Les créatures monstrueuses traversent l'imaginaire humain depuis de nombreux siècles, interrogeant constamment notre regard sur ce qui nous paraît étranger, ainsi que notre propre humanité.
I Une source de fascination
La mythologie gréco-romaine abonde en monstres de toutes sortes : ils permettent de mettre en valeur les héros épiques qui les affrontent, comme le Sphinx, vaincu par la sagacité d'Œdipe, ou bien la Gorgone Méduse, terrassée par Persée.
À noter
Le mot « monstre » vient du latin monstrum, terme du vocabulaire religieux qui désignait un phénomène extraordinaire censé avertir les hommes de la volonté des dieux.
L'ère médiévale est également riche en bestiaires de toutes sortes. Les monstres témoignent de la présence du Mal dans un monde très chrétien. Le « monstrueux Physetere » tué par Pantagruel dans le Quart Livre de Rabelais (1552) symbolise la victoire de l'homme sur ces forces obscures.

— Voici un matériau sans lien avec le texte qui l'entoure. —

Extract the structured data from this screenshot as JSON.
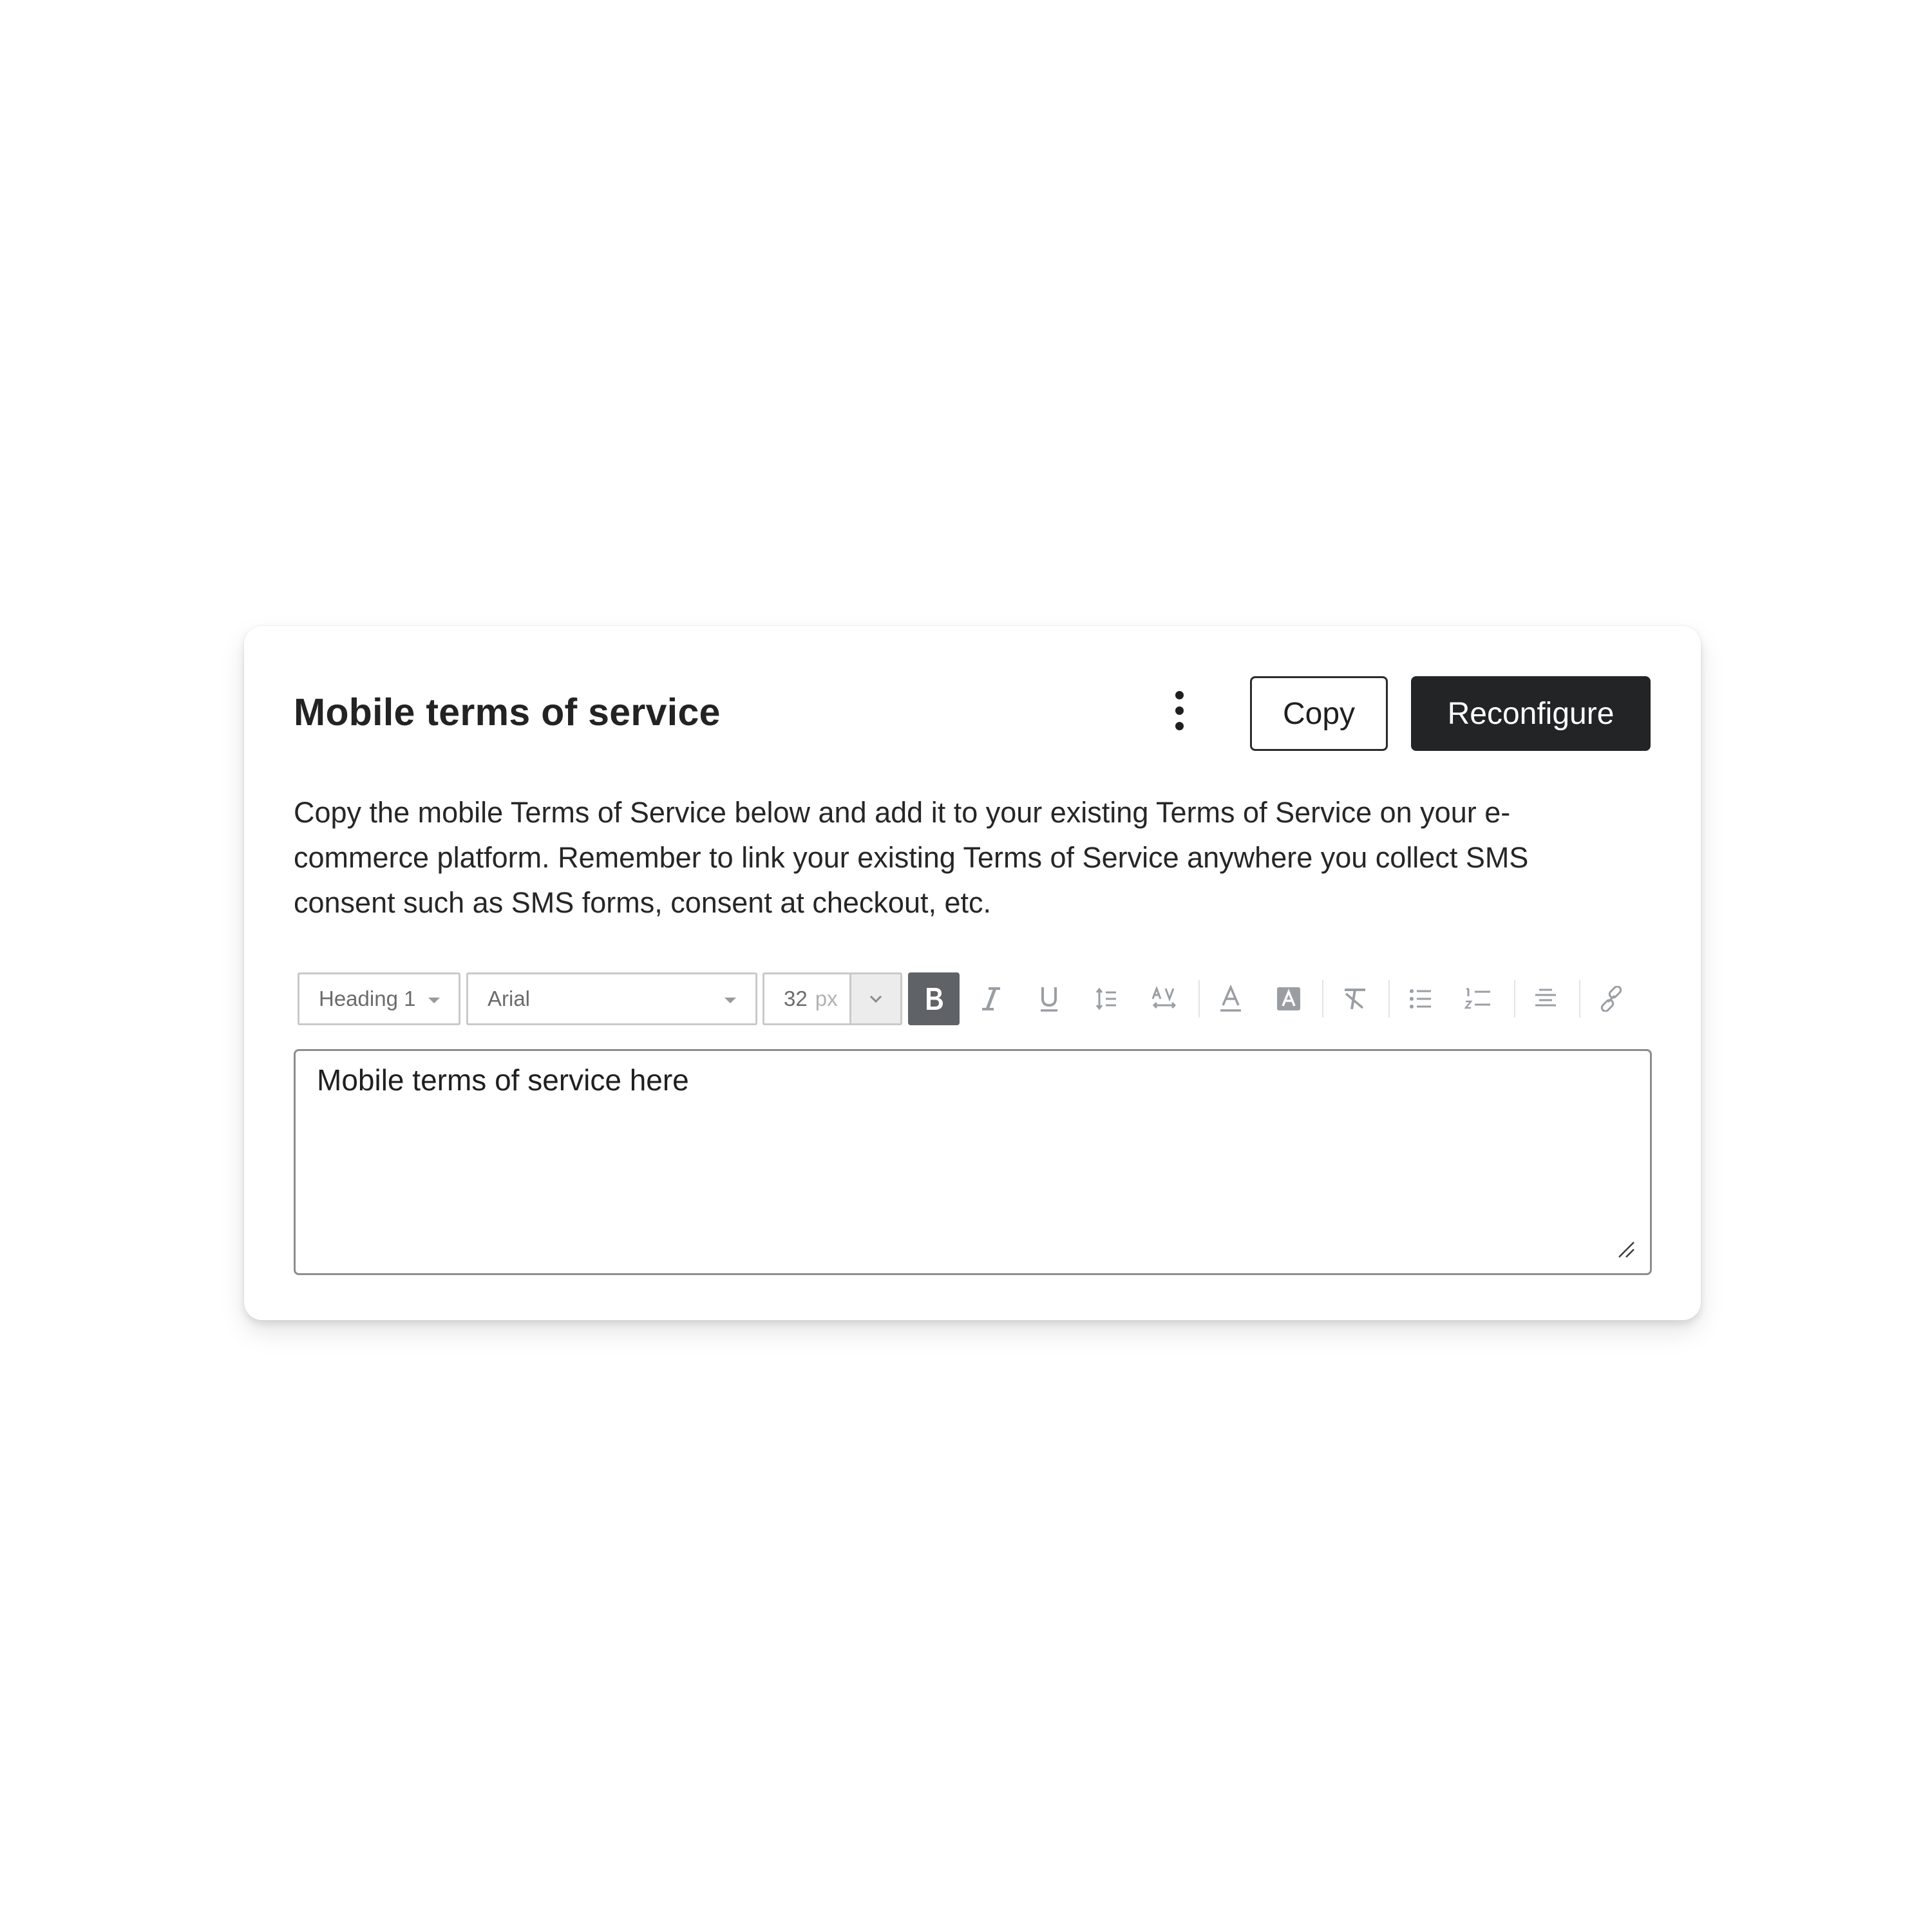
{
  "card": {
    "title": "Mobile terms of service",
    "more_icon": "more-vertical-icon",
    "copy_label": "Copy",
    "reconfigure_label": "Reconfigure",
    "description": "Copy the mobile Terms of Service below and add it to your existing Terms of Service on your e-commerce platform. Remember to link your existing Terms of Service anywhere you collect SMS consent such as SMS forms, consent at checkout, etc."
  },
  "toolbar": {
    "block_style": "Heading 1",
    "font_family": "Arial",
    "font_size": "32",
    "font_size_unit": "px",
    "buttons": [
      {
        "icon": "bold-icon",
        "active": true
      },
      {
        "icon": "italic-icon",
        "active": false
      },
      {
        "icon": "underline-icon",
        "active": false
      },
      {
        "icon": "line-height-icon",
        "active": false
      },
      {
        "icon": "letter-spacing-icon",
        "active": false
      },
      {
        "icon": "text-color-icon",
        "active": false
      },
      {
        "icon": "highlight-color-icon",
        "active": false
      },
      {
        "icon": "clear-formatting-icon",
        "active": false
      },
      {
        "icon": "bulleted-list-icon",
        "active": false
      },
      {
        "icon": "numbered-list-icon",
        "active": false
      },
      {
        "icon": "align-center-icon",
        "active": false
      },
      {
        "icon": "link-icon",
        "active": false
      }
    ]
  },
  "editor": {
    "content": "Mobile terms of service here"
  },
  "colors": {
    "primary_button": "#232426",
    "active_tool": "#5f6368",
    "tool_icon": "#9a9ea3"
  }
}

À la Renaissance, on désire montrer au plus grand nombre des créatures qui paraissent extraordinaires, mais qui existent réellement : la gravure d'un rhinocéros indien par Albrecht Dürer (1515) est par exemple admirée dans toute l'Europe.
II Un moyen de mieux comprendre la nature
1 Un désir de connaissance
Dès la Renaissance, les monstres font l'objet de premières approches scientifiques. Malgré la crédulité dont il fait preuve dans Des monstres et prodiges (1573), le chirurgien Ambroise Paré entreprend de classer ces êtres qui apparaissent « outre le cours de Nature » afin de mieux les comprendre.

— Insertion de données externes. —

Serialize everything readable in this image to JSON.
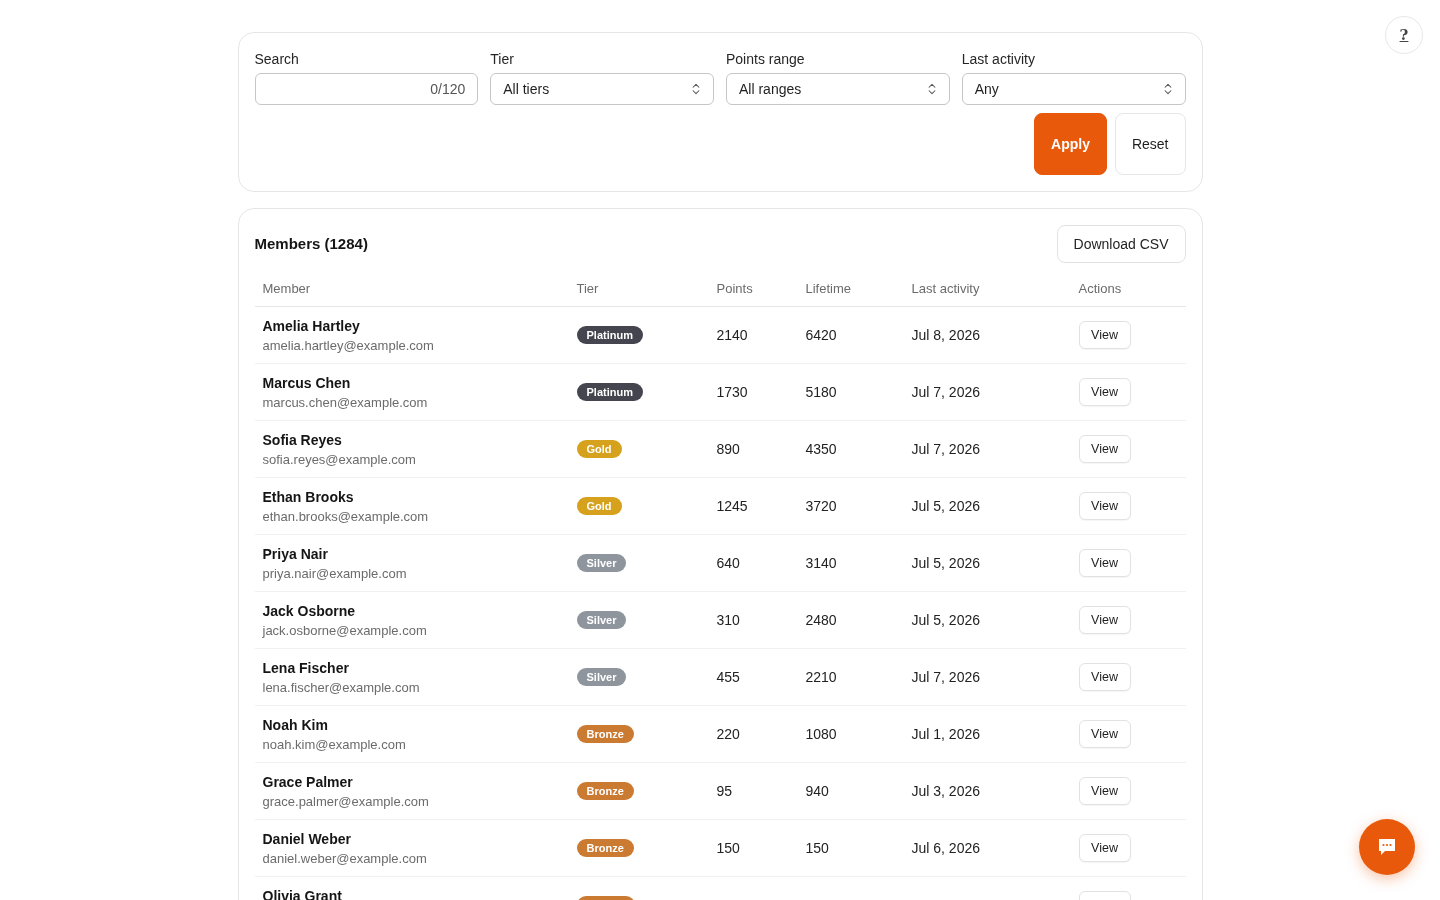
{
  "help_button": {
    "label": "?"
  },
  "filters": {
    "fields": [
      {
        "kind": "text",
        "label": "Search",
        "counter": "0/120"
      },
      {
        "kind": "select",
        "label": "Tier",
        "value": "All tiers"
      },
      {
        "kind": "select",
        "label": "Points range",
        "value": "All ranges"
      },
      {
        "kind": "select",
        "label": "Last activity",
        "value": "Any"
      }
    ],
    "buttons": [
      {
        "kind": "primary",
        "label": "Apply"
      },
      {
        "kind": "secondary",
        "label": "Reset"
      }
    ]
  },
  "members": {
    "title": "Members (1284)",
    "download_button": "Download CSV",
    "columns": [
      "Member",
      "Tier",
      "Points",
      "Lifetime",
      "Last activity",
      "Actions"
    ],
    "rows": [
      {
        "name": "Amelia Hartley",
        "email": "amelia.hartley@example.com",
        "tier": {
          "label": "Platinum",
          "color": "#45454f"
        },
        "points": "2140",
        "lifetime": "6420",
        "last_activity": "Jul 8, 2026",
        "action": "View"
      },
      {
        "name": "Marcus Chen",
        "email": "marcus.chen@example.com",
        "tier": {
          "label": "Platinum",
          "color": "#45454f"
        },
        "points": "1730",
        "lifetime": "5180",
        "last_activity": "Jul 7, 2026",
        "action": "View"
      },
      {
        "name": "Sofia Reyes",
        "email": "sofia.reyes@example.com",
        "tier": {
          "label": "Gold",
          "color": "#d6a21e"
        },
        "points": "890",
        "lifetime": "4350",
        "last_activity": "Jul 7, 2026",
        "action": "View"
      },
      {
        "name": "Ethan Brooks",
        "email": "ethan.brooks@example.com",
        "tier": {
          "label": "Gold",
          "color": "#d6a21e"
        },
        "points": "1245",
        "lifetime": "3720",
        "last_activity": "Jul 5, 2026",
        "action": "View"
      },
      {
        "name": "Priya Nair",
        "email": "priya.nair@example.com",
        "tier": {
          "label": "Silver",
          "color": "#8f959d"
        },
        "points": "640",
        "lifetime": "3140",
        "last_activity": "Jul 5, 2026",
        "action": "View"
      },
      {
        "name": "Jack Osborne",
        "email": "jack.osborne@example.com",
        "tier": {
          "label": "Silver",
          "color": "#8f959d"
        },
        "points": "310",
        "lifetime": "2480",
        "last_activity": "Jul 5, 2026",
        "action": "View"
      },
      {
        "name": "Lena Fischer",
        "email": "lena.fischer@example.com",
        "tier": {
          "label": "Silver",
          "color": "#8f959d"
        },
        "points": "455",
        "lifetime": "2210",
        "last_activity": "Jul 7, 2026",
        "action": "View"
      },
      {
        "name": "Noah Kim",
        "email": "noah.kim@example.com",
        "tier": {
          "label": "Bronze",
          "color": "#cb7a32"
        },
        "points": "220",
        "lifetime": "1080",
        "last_activity": "Jul 1, 2026",
        "action": "View"
      },
      {
        "name": "Grace Palmer",
        "email": "grace.palmer@example.com",
        "tier": {
          "label": "Bronze",
          "color": "#cb7a32"
        },
        "points": "95",
        "lifetime": "940",
        "last_activity": "Jul 3, 2026",
        "action": "View"
      },
      {
        "name": "Daniel Weber",
        "email": "daniel.weber@example.com",
        "tier": {
          "label": "Bronze",
          "color": "#cb7a32"
        },
        "points": "150",
        "lifetime": "150",
        "last_activity": "Jul 6, 2026",
        "action": "View"
      },
      {
        "name": "Olivia Grant",
        "tier": {
          "color": "#cb7a32"
        }
      }
    ]
  }
}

La volonté d'analyser rationnellement ces phénomènes perçus comme inexplicables s'accentue avec les Lumières. Le développement des études anatomiques permet de démystifier progressivement les faux prodiges, comme l'entreprend Buffon dans son Histoire naturelle au cours de la deuxième moitié du XVIIIe siècle.

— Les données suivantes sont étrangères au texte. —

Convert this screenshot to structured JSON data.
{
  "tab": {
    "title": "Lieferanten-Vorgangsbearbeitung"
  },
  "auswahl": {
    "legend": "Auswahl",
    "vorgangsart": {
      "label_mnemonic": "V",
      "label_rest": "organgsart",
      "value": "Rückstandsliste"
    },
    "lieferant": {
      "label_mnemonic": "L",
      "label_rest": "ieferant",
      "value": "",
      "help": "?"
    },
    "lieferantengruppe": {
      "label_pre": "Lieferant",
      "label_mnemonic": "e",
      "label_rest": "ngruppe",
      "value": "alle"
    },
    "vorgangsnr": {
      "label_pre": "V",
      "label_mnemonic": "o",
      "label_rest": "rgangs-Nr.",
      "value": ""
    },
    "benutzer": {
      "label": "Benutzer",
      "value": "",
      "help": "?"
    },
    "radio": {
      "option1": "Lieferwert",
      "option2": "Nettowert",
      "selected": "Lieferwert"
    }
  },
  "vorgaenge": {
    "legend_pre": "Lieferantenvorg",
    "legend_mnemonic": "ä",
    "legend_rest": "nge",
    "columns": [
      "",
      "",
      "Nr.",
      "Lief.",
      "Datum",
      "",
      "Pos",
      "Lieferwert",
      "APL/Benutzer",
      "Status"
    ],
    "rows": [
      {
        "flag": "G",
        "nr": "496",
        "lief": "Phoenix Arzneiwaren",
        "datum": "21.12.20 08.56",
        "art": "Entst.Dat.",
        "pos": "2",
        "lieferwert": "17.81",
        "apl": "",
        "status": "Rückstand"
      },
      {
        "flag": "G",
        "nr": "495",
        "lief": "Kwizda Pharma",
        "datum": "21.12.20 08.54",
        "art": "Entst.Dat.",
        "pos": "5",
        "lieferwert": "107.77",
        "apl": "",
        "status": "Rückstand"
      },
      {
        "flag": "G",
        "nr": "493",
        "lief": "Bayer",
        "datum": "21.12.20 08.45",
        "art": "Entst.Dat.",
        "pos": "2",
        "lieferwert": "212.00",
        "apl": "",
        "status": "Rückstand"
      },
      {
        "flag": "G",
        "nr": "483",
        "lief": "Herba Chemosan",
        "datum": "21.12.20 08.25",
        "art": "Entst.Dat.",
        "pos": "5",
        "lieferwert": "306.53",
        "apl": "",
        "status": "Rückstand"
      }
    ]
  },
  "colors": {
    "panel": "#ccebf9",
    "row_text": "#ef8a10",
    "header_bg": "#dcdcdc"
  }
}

2 Une réflexion sur la nature humaine
Chez Rabelais, les monstres prennent une dimension allégorique, qui sert à mieux comprendre l'homme. Dans le Quart Livre, la longue liste baroque des organes internes et externes de Quaresmeprenant permet d'opérer une véritable dissection du corps humain.
La monstruosité permet de réfléchir sur les frontières de l'humanité. Dans ses Essais (1595), Montaigne prend l'exemple d'un enfant considéré comme « monstrueux » afin de prouver que, malgré sa difformité physique, il n'en demeure pas moins un être humain : « il n'y a rien, quoi que ce puisse être, qui ne soit pas selon la nature ».
III Le monstre, un miroir critique de l'homme
Dès l'âge classique, certains personnages du théâtre tragique racinien laissent libre cours à leur monstruosité morale. Dans Britannicus, l'Empereur Néron est un « monstre naissant » de plus en plus terrible ; dans Phèdre, la protagoniste, ravagée par sa passion incestueuse, engendre la mort de son beau-fils par ses calomnies.
Dans le conte La Belle et la Bête (1757) de Jeanne-Marie Leprince de Beaumont, la Bête a effectivement une apparence terrifiante, mais son cœur est pur. « Il y a bien des hommes qui sont plus monstres que vous », lui confie la Belle. La figure traditionnelle du monstre se renverse : la véritable monstruosité n'est plus physique, mais morale.
L'on retrouve ce trouble entre l'homme et le monstre tout au long du siècle romantique : la créature de Frankenstein (Mary Shelley, 1818) ou le vampire Dracula (Bram Stoker, 1897) sont autant de figures qui nous interrogent sur notre propre rapport à autrui et au monde.